Chi siamo

European Crossroads – Passione popolare” nasce ed è animata da un gruppo di professionisti, italiani e non, che credono nell’attualità della costruzione di un “nuovo sogno europeo” da abitare.

Nell’immagine del “crocevia” c’è l’indicazione del metodo di lavoro prescelto: l’Associazione si propone come “crocevia” tra senso, legami e valore. Si è, infatti, deciso di impostare la ricerca di un senso al nostro stare insieme come europei non come singoli individui ma costituendo una rete, trasversale per nazionalità e competenze rappresentate,  capace di generare valore e in grado di attivare processi.
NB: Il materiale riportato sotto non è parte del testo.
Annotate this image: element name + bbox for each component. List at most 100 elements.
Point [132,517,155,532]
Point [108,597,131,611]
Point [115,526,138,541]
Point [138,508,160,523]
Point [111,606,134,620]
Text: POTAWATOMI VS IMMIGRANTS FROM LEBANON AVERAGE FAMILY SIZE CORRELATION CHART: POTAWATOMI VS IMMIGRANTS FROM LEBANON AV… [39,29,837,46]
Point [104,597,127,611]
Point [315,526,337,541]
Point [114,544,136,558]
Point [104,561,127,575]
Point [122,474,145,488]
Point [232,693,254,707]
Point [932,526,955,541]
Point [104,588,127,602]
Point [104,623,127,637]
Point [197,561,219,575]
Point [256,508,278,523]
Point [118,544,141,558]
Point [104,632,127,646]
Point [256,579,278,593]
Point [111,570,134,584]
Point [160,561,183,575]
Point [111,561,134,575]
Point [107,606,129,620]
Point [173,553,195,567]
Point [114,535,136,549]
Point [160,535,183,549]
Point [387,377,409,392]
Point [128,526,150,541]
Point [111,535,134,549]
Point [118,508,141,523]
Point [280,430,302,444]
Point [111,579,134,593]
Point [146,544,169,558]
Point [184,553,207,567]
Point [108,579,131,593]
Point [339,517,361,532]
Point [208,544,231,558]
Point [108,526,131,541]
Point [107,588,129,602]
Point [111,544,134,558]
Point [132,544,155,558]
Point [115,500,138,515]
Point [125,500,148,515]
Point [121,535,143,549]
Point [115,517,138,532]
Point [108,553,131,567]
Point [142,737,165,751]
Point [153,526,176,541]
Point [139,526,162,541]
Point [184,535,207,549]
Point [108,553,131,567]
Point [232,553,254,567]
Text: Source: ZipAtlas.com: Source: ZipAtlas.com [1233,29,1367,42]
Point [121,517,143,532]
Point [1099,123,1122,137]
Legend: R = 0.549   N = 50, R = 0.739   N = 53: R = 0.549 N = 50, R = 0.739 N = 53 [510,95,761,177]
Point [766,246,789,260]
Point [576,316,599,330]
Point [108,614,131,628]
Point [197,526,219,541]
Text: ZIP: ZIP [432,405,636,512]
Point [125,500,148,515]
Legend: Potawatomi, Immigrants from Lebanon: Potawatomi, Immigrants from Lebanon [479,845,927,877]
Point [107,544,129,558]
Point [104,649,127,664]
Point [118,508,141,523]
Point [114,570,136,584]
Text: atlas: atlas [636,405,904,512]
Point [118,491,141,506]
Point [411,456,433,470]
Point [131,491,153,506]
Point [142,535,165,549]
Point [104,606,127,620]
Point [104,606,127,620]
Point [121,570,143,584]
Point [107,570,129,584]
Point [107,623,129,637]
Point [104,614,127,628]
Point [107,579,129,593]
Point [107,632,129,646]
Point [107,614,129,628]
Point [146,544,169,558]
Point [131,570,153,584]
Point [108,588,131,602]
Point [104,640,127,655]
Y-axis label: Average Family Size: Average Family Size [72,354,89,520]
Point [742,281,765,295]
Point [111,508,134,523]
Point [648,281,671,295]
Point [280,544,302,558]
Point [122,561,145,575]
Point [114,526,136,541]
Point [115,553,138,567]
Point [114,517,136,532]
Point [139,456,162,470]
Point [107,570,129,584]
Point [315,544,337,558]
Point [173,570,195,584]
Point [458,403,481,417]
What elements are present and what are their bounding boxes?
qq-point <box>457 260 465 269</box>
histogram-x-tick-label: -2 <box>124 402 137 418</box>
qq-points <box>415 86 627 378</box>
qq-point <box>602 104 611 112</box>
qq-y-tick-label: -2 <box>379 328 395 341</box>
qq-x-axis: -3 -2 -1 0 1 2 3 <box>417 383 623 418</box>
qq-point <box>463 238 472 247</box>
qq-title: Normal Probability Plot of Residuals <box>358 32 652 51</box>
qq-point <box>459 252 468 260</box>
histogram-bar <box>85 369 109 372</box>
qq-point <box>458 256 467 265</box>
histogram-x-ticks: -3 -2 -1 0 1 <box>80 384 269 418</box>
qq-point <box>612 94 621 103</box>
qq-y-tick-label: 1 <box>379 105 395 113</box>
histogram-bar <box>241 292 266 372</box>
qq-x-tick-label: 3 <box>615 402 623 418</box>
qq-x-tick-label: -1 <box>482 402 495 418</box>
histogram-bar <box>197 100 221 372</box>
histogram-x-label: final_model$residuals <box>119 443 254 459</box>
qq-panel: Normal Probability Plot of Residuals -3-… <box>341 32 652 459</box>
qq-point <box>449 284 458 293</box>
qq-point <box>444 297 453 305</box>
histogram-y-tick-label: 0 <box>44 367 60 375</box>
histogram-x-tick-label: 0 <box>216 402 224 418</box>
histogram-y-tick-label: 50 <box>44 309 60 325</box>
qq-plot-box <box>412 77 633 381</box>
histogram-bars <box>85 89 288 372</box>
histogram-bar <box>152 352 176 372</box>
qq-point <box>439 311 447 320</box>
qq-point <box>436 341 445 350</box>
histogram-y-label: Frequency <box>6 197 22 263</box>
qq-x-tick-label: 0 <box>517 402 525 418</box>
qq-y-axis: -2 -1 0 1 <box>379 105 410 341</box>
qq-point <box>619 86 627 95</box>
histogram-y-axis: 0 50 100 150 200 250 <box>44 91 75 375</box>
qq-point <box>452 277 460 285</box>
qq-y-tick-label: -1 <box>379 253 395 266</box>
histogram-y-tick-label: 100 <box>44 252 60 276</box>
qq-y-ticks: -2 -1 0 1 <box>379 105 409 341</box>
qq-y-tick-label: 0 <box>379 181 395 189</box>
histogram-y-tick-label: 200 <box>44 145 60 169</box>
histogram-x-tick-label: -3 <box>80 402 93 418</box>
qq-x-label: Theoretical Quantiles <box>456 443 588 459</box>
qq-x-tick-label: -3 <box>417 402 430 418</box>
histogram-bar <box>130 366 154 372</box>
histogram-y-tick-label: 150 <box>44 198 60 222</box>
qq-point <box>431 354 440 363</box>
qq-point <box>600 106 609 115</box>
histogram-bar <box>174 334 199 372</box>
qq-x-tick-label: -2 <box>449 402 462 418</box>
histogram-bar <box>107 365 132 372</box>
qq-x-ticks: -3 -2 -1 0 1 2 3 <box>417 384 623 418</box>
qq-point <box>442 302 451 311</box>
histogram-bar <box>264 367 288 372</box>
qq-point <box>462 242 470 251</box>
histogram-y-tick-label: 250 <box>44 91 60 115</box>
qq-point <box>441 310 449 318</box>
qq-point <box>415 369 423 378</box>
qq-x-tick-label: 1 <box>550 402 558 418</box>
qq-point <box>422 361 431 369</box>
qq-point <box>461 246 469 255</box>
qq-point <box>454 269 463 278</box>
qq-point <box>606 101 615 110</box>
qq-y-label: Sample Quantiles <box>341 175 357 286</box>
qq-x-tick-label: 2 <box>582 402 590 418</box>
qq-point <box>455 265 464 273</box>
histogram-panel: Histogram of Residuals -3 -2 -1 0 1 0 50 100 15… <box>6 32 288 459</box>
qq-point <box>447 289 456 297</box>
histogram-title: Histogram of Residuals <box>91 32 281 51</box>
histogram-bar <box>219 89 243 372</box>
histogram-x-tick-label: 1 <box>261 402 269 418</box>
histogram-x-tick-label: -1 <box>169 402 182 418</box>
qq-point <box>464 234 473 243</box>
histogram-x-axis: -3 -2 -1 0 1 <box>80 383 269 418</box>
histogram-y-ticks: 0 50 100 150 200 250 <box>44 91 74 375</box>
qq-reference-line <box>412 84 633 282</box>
Ha preso, così, forma un’associazione indipendente, internazionale e senza fini di lucro che, nel promuovere l’approfondimento, il dibattito, lo scambio di esperienze e di pratiche sulle sfide, interne ed esterne, a cui è chiamata l’Europa, si pone come:

  • “spazio pubblico”, ove è possibile fare esperienza di dibattito aperto, informato e ragionato, tra generazioni, culture (anche politiche), tradizioni religiose differenti, mettendo in circolo valori, visioni e idee; sperimentando “l’esposizione alla differenza” e generando legami di solidarietà e rapporti di collaborazione nell’incontro tra Oriente e Occidente;
  • “cenacolo di pensiero”, che ha la vocazione, nell’incontro e dialogo tra storie ed esperienze personali e collettive, di pensare e ripensare la cultura politica del popolarismo e la sua traduzione in termini di politiche centriste nei contesti italiano, europeo e internazionale;
  • “laboratorio di politiche per la politica”, che –  nella promozione di studi e approfondimenti interdisciplinari sui processi di trasformazione e di innovazione e sulle sfide sociali, culturali, economiche e politiche contemporanee – elabori metodi di lavoro, proposte e progetti replicabili e sostenibili che abbiano un reale e misurabile impatto, da sottoporre alle istituzioni e ai decisori;
  • “scuola di formazione”, rivolta alle più giovani generazioni ma anche agli adulti, non necessariamente coinvolti o attivi in un partito, attraverso uno scambio generativo di conoscenze, di saperi e di esperienze, che contribuisca a suscitare un pensare e un agire politico maturo e ad alimentare il rinnovamento delle classi dirigenti;
  • “aggregatore” di documenti e di buone pratiche, che ruotino attorno all’Europa, di cui è piattaforma e archivio multimediale, per creare comunità e mobilitare energie.